Megh Computing’s PK Gupta joins the conversation to talk about video analytics delivery, customization and more.
Megh Computing is a fully customizable, cross-platform video analytics solution provider for real-time, actionable insights. The company was founded in 2017 and is based in Portland, Oregon with development offices in Bangalore, India.
Co-founder and CEO PK Gupta joins the conversation to talk about analytics delivery, customization and more.
As technology keeps moving to the forefront with video analytics and smart sensors, what are the tradeoffs versus cloud deployment?
GUPTA: The demand for edge analytics is increasing rapidly with the explosion of streaming data from sensors, cameras and other sources. Of these, video remains the dominant data source with over a billion cameras deployed worldwide. Companies want to use analytics to extract information from these data streams to create business value.
Increasingly, most of this processing is performed at the edge near the data source. Moving the data to the cloud for processing incurs transmission costs, potentially increases security risks, and introduces latency in response time. Therefore intelligent video analysis [IVA] moves to the edge.
Many end users are concerned about sending video data externally; What are the options for on-premises processing and cloud benefits?
GUPTA: Many IVA solutions force users to choose between deploying their solution on-premises at the edge or hosting it in the cloud. Hybrid models allow on-premises deployments to take advantage of the scalability and flexibility of cloud computing.
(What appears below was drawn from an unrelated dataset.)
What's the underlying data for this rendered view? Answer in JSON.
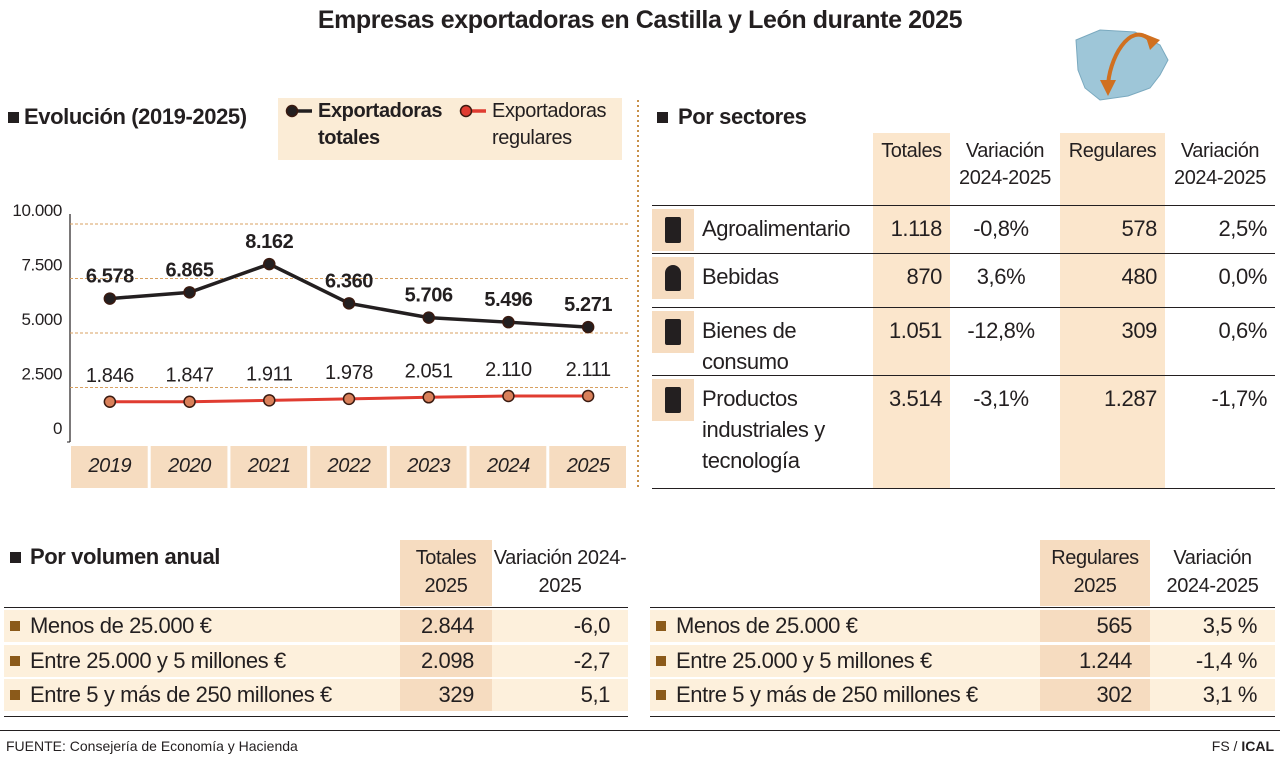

In this model, the video processing pipeline is split between local processing and cloud processing.
In a simple implementation, only the metadata is forwarded to the cloud for storage and search. In another implementation, data ingestion and transformation occurs at the edge. Only frames with activity are forwarded to the cloud for processing for analysis. This model is a good compromise between latency and cost between edge processing and cloud computing.
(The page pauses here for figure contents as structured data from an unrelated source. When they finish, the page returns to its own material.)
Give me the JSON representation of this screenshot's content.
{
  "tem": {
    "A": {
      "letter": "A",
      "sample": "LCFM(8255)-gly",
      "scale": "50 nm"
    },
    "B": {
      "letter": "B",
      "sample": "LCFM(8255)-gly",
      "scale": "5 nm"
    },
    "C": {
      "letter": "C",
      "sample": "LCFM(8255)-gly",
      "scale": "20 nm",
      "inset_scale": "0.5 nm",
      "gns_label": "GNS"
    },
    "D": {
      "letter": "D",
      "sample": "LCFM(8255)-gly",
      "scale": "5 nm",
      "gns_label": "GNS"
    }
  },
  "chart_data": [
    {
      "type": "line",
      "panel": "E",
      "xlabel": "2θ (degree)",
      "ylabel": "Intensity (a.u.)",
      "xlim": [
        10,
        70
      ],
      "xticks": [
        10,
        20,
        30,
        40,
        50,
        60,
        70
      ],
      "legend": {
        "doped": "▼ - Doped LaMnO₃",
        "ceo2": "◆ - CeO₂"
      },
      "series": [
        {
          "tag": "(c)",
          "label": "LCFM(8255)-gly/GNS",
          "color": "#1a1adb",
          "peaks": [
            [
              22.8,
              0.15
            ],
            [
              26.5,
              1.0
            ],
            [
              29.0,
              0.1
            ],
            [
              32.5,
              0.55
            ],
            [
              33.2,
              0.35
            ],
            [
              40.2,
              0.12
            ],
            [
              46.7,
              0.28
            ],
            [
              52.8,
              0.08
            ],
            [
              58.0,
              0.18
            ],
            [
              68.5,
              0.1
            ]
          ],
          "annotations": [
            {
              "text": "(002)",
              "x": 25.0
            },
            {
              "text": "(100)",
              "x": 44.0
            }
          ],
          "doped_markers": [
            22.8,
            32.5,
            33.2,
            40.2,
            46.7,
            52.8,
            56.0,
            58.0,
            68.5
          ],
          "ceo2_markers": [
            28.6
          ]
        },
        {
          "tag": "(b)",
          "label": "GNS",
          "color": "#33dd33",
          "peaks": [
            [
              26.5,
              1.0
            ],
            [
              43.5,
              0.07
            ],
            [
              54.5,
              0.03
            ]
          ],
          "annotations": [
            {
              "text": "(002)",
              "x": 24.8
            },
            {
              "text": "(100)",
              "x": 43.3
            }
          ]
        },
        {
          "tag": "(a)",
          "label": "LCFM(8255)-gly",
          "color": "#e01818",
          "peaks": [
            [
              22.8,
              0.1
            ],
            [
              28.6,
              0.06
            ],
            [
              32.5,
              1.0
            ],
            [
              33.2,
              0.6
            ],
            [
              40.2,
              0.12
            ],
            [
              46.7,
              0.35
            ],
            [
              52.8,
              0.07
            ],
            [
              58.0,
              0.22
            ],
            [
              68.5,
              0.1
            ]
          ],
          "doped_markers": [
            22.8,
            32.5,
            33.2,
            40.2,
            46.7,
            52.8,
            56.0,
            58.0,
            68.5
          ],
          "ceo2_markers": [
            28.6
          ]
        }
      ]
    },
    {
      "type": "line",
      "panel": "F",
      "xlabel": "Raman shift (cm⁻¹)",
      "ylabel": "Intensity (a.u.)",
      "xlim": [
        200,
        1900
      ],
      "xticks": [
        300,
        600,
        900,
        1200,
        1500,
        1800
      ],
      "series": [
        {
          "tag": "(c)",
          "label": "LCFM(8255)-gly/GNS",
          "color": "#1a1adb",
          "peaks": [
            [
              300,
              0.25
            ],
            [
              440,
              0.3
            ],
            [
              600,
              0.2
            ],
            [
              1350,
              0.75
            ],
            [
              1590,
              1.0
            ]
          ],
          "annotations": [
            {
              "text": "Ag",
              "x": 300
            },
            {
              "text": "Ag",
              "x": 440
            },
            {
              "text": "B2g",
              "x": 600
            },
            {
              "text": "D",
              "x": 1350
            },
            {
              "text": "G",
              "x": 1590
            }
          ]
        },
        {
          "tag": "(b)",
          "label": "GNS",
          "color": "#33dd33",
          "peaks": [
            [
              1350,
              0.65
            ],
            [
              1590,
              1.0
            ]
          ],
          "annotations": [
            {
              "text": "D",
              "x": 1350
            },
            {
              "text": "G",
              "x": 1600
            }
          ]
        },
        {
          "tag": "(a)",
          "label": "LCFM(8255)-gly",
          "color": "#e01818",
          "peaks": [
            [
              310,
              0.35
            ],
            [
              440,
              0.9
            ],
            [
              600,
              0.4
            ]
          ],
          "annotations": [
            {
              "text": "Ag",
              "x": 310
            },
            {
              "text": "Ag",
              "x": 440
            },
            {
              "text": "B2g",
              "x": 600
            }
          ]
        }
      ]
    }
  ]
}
Image-based video analytics has historically required filtering services due to false alarms; How does deep learning reduce them?
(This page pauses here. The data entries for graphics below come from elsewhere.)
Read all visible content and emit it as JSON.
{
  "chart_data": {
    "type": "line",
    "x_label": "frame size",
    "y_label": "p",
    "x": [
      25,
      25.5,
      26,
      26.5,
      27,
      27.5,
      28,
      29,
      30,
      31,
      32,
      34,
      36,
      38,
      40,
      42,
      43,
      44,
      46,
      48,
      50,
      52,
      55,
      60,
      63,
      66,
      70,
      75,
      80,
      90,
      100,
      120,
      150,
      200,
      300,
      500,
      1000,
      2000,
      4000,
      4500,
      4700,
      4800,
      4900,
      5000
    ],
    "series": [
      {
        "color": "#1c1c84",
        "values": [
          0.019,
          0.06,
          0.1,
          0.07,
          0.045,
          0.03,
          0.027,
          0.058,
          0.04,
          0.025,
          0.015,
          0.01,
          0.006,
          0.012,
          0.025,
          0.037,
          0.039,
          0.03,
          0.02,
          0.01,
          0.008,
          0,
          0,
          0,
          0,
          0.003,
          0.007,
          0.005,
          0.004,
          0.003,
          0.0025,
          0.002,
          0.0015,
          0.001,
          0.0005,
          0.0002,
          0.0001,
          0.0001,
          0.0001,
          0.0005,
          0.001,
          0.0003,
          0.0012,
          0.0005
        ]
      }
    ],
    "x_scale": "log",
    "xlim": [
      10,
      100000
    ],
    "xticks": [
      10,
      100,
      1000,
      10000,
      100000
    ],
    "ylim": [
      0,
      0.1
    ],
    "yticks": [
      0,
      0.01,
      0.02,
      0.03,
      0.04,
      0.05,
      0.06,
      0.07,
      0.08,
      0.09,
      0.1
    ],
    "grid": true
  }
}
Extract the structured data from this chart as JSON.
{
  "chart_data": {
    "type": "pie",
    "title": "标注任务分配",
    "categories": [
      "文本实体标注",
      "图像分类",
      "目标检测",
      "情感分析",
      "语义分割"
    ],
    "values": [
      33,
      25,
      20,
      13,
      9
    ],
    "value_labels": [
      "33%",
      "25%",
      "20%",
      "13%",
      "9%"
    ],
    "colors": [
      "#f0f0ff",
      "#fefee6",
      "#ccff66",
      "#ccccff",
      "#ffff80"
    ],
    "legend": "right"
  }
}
GUPTA: Traditional IVA attempts have failed to meet enterprise expectations due to limited functionality and poor accuracy. These solutions use image-based video analytics with computer vision processing for object detection and classification. These techniques are error-prone, which necessitates the provision of filtering services.
In contrast, techniques that use optimized deep learning models trained to recognize people or objects, coupled with analysis libraries for the business rules, can essentially eliminate false positives. Special deep learning models can be built for custom use cases like PSA compliance, collision avoidance, etc.
We often hear “custom use cases” with video AI; what does that mean?
GUPTA: Most use cases must be customized to meet the functional and performance requirements for deploying IVA. The first universally required level of customization includes the ability to configure the surveillance zones in the camera’s field of view, set analysis thresholds, configure the alarms, and set the frequency and recipients of notifications. These configuration options should be provided through a dashboard with graphical interfaces to allow users to set up the analytics for proper operation.
The second level of customization involves updating the video analytics pipeline with new deep learning models or new analytics libraries to improve performance. The third level involves training and deploying new deep learning models to implement new use cases, e.g. B. a model for detecting PPE for worker safety or counting inventory items in a retail store.
Can smart sensors like lidar, presence detection, radar, etc. be integrated into an analytics platform?
GUPTA: IVA typically only processes video data from cameras and provides insights based on analysis of the images. And sensor data is typically analyzed by separate systems to glean insights from lidar, radar, and other sensors. A human operator is inserted into the loop to combine the results from the different platforms to reduce false positives for specific use cases like tailgating, employee authentication, etc.
An IVA platform that can ingest data from cameras and sensors through the same pipeline and use contextual analysis powered by machine learning can provide insights for these and other use cases. The contextual analysis component can be configured with simple rules and can then learn to improve the rules over time to provide highly accurate and meaningful insights.